Wednesday, May 10, 2006

Back from Sudan

Originally uploaded by Boyznberry.
It's 3:15am. I've been uploading photos of the Sudan mission, but am stopping here to go to bed... I'll upload more tomorrow. Click on Mary's photo to see more. Each photo has a detailed caption so you'll know what you're looking at.

Some highlights for me:

Seeing God answer our prayers to heal Abiye. On Thursday, this young lady had NO pulse, NO blood pressure, and her extremities were like ice. The medical staff gave each other one of those looks that speak more than you'd like to hear. One said, "There's nothing more we can do for her. Let's just make sure she's comfortable [in dying]." She said later, she was switching to being a hospice nurse, not thinking the girl would make it. I took Abiye's cold hands in mine and prayed like I've never prayed for God to save her so her cattle camp (see below) can know GOD! Everyone else was praying too for God to save her. Today, she walked. She'll be going home tomorrow!

Sitting on my haunches in the kitchen hut around a fire, cleaning sheep intestines with Mary (the girl in the photo) so we could have a conversation about God... She is a believer, but can't really explain why she believes. She started going to church because she was attracted to the worship. We had an amazing conversation and I thank God for that opportunity! It wouldn't have happened otherwise. It was so hot in the little kitchen, Mary and the other Sudanese women were working topless. The Sudanese are VERY African! (It took lots of scrubbing and finally soaking my hands in bleach to get the smell of the tripe off me, but it was worth it!)

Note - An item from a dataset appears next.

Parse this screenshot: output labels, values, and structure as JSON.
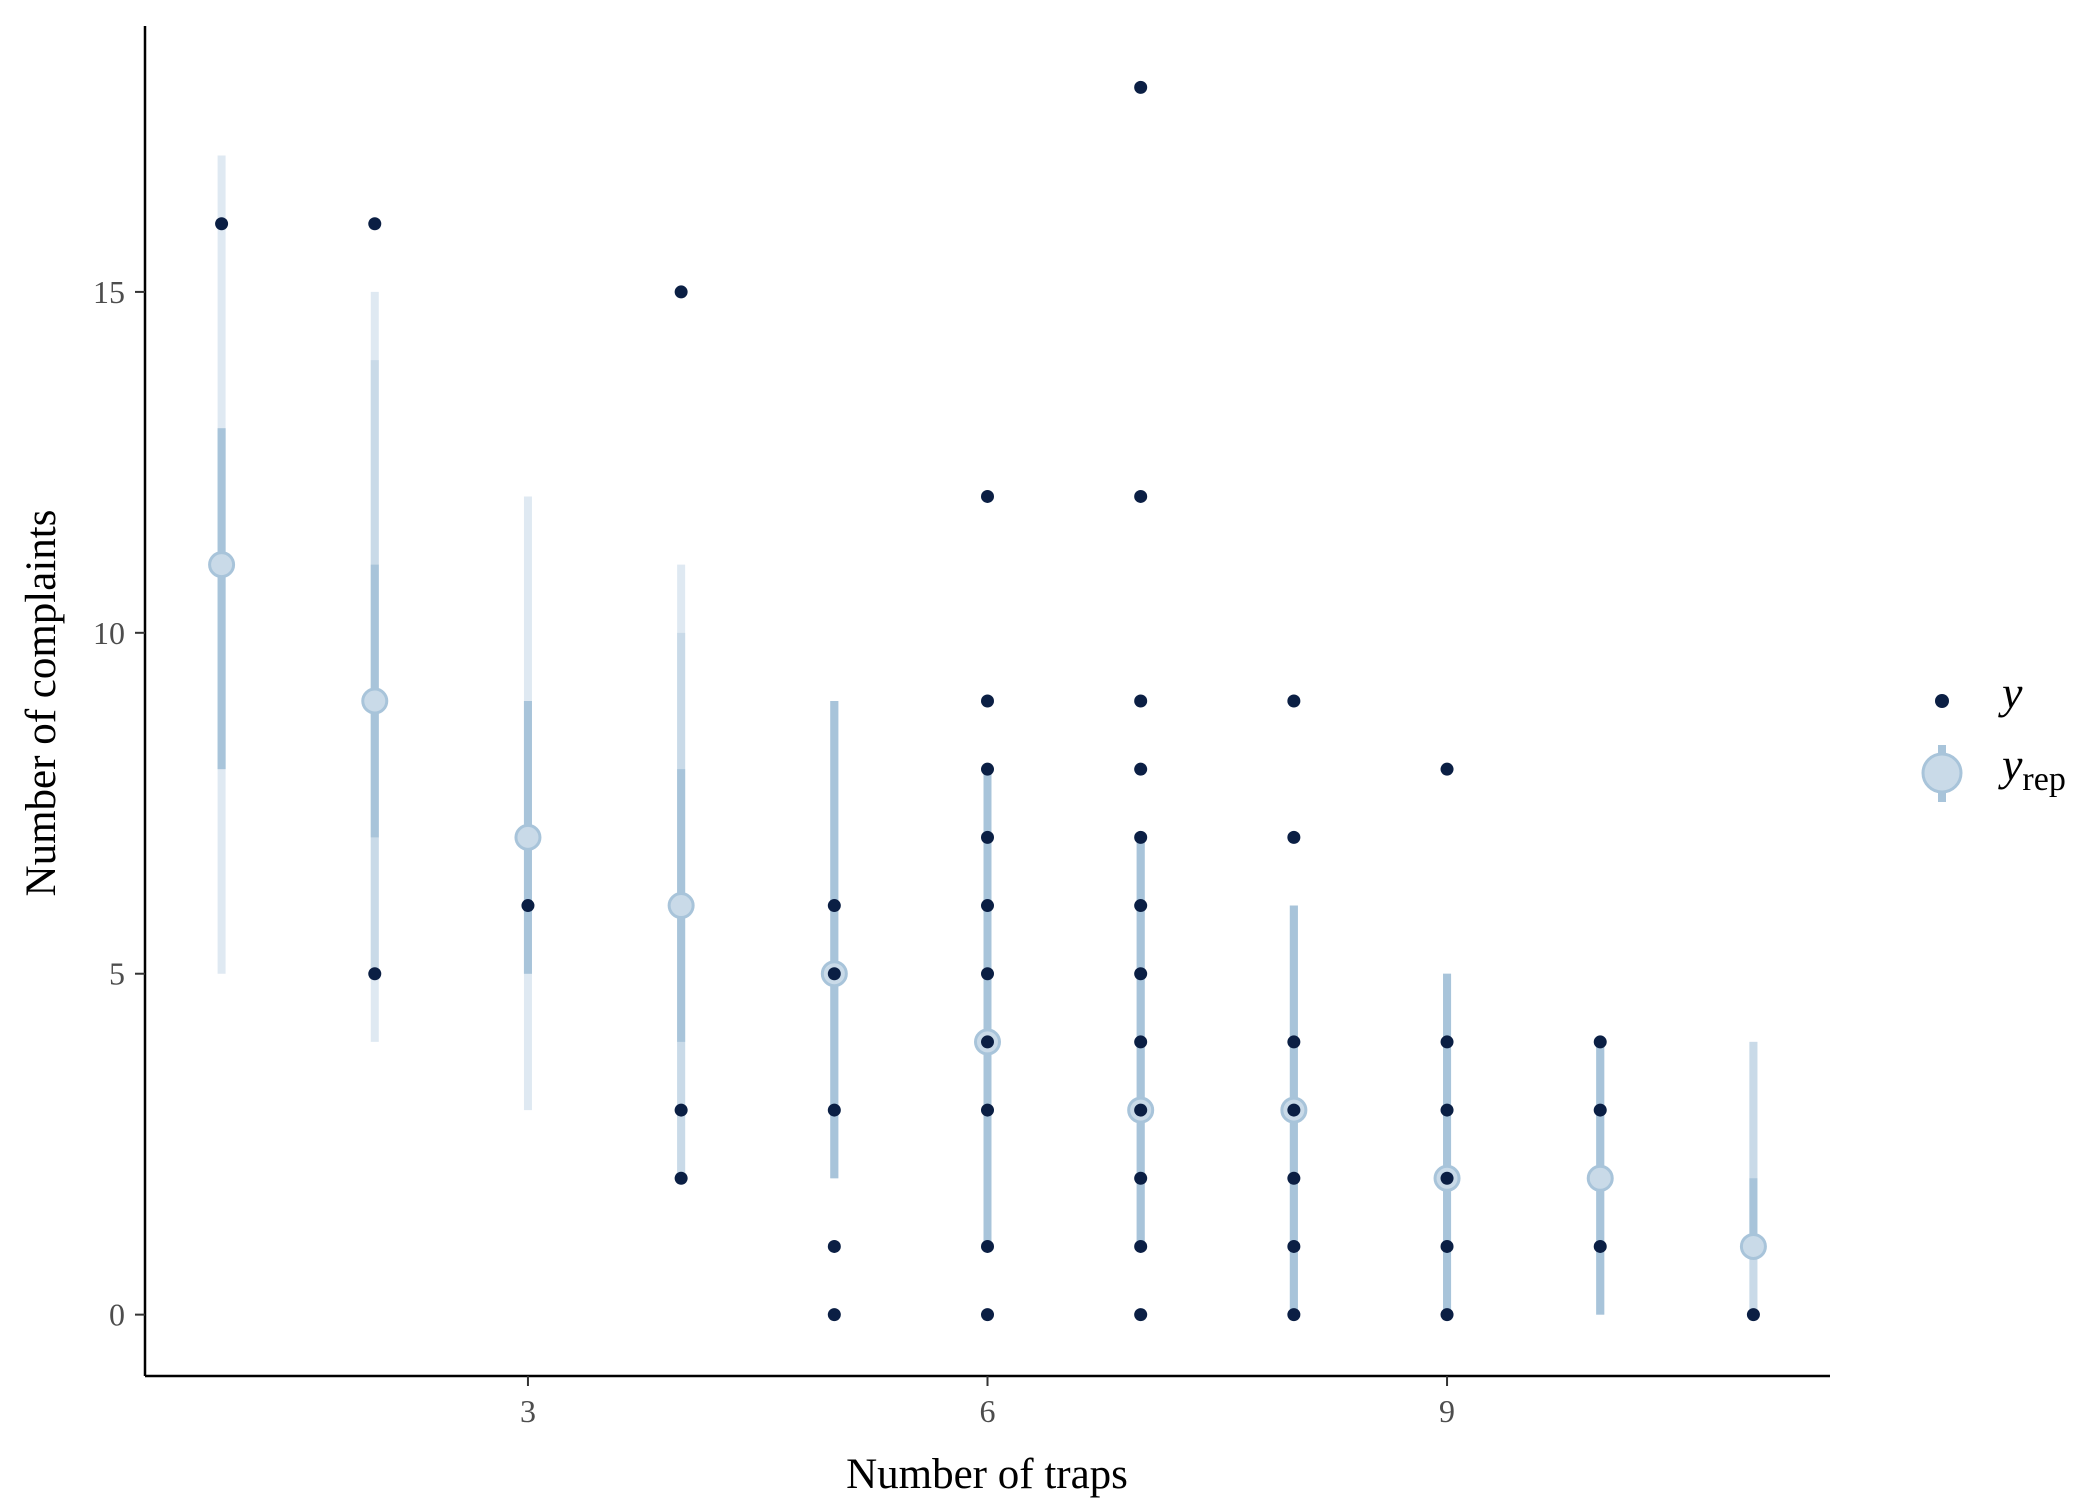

Spending several hours in a cattle camp. The Sudanese did NOT want me (and two Kenyan colleagues--men) to spend the night since it would've been too dangerous, but everyone obliged and we stayed from the time the cows came home till almost 11pm, observing life... The camp we visited has about 10,000 cows and 600 people. Some of the people have tarps set up as tents. One tarp becomes home to FORTY people when it rains! When it's not raining, the children sleep in the cow ash (ash from cow dung having been burned). I'll write more on my blog about this. They even brush their teeth with the cow ash! (I'm not kidding.)

Interviewing each of the orphans ELI takes care of... It was sad hearing their stories, but I was blessed knowing that getting their stories and photos means we can find sponsors so they can have better lives!

Watching the Dinka worship God!

None of the team got sick. There were fewer mosquitoes than we were told due to the rains being late, but we had a lot of flies (including humongous tsetse flies--ouch!) The ELI staff worked like crazy to complete a little shower room and outhouse, so we didn't have to dig holes... They brought some water from the community wells so we could pour a few cupfuls over us at the end of the day to clean up. It was VERY, VERY hot (the thermometer we had couldn't read above 120, so it read 120 on several days). It rained only two days, yesterday being the worst. I'll tell more about that on my blog. We ate rice and beans most meals. There was also sheep and goat, but I didn't have any meat in order to avoid getting sick.

The medical team saw more than 1,000 patients, mostly for worm and malaria treatment. There were two cases of cholera. Many came to have teeth extracted. The 2 pastors on the team were able to do a seminar for pastors and community leaders which was well received. I was able to record teachings and preaching as well as worship songs.